Pero el verde de verdad, el verde más auténtico, el verde a rabiar, comienza unas 24 horas de autobús después, en Phongsali. Desde allí inicias un trekking de dos días por territorio Akha adentrándote en lo más espeso de la selva, viendo evidencias del paso de un tigre pero respirando tranquilo porque vas protegida por los tótemes que las tribus cercanas construyen a lo largo del camino y, finalmente, alojándote en la casa del jefe de un poblado Akha, que se empeña en que bebas un chupito tras otro de lao-lao, un licor de arroz fuerte como pocos.

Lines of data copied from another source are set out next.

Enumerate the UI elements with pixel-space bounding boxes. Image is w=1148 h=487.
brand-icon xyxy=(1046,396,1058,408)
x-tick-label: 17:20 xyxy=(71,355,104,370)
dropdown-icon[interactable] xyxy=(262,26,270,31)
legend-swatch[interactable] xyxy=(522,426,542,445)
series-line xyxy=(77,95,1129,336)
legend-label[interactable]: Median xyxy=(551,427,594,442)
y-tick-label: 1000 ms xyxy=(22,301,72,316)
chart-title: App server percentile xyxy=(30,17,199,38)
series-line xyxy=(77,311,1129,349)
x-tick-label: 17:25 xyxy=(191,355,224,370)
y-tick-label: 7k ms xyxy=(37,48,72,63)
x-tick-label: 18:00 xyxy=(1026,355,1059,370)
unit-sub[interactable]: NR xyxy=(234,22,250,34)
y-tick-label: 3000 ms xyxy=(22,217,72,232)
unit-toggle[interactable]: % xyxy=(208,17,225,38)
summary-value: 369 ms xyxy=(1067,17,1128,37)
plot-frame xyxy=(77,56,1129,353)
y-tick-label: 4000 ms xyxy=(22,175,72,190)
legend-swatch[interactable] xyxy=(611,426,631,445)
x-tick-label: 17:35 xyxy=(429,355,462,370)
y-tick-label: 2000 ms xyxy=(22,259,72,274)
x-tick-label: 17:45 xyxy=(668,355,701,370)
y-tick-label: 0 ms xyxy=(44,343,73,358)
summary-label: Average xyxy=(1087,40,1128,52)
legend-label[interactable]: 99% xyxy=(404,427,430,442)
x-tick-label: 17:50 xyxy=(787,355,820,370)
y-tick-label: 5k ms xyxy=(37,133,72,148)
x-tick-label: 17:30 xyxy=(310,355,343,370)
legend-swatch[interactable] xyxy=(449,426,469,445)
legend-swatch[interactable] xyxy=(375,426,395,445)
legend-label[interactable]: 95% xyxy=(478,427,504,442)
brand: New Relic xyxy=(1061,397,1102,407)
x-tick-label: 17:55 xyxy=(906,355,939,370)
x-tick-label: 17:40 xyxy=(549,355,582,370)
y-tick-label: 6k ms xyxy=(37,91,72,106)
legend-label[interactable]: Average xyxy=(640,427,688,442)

En este poblado te das cuenta de que no necesitas muchas de las cosas que te han contado en la comodidad de tu hogar. Es una vuelta a los orígenes, a lo básico para vivir; un redescubrimiento de lo que de verdad te procura la felicidad: comer sopa de calabaza y sticky rice en torno a una mesa, bromeando, cantando, sin móviles que te distraigan ni wifis que te lleven a otra realidad; dormir de dos en dos en colchones en el suelo en la única estancia que tiene la casa, tras el masaje de bienvenida típico con que esta tribu recibe a sus invitados. Algo como ducharse a cubazos de agua fría se convierte en el mayor de los placeres después de la caminata de ocho horas. Y tener que bajar a la plaza en medio de la noche para ir al único aseo, comunitario, que tiene el poblado, deja de ser una incomodidad porque por el camino puedes ir contemplando las estrellas.
El día siguiente vas a recoger verduras del huerto con una señora del poblado vecino y después preparas un humilde pero delicioso almuerzo con ella, a base de arroz, cacahuetes y algunas verduras. Para no mentir, tienes que decir que acabas frustrada y bastante enfadada, porque el guía que ese día te acompaña, por el que has pagado una considerable cantidad de dinero a una agencia, no habla ni una sola palabra de inglés ni de akha, lo que hace imposible llegar a comunicarse con ella o intentar comprender cualquier otra cosa más acerca de las tradiciones, de la jungla o de la vida que te está rodeando.
Pero tarde o temprano tienes que emprender el camino de regreso, que devuelve tus ánimos a su sitio gracias al ritmo rápido que llevas y, sobre todo, a la marea verde por la que otra vez tienes que atravesar, que limpia todo el mal humor que te pueda quedar. De nuevo, árboles, jungla y campos de té y arroz en un bote gigante con las aceitunas más verdes.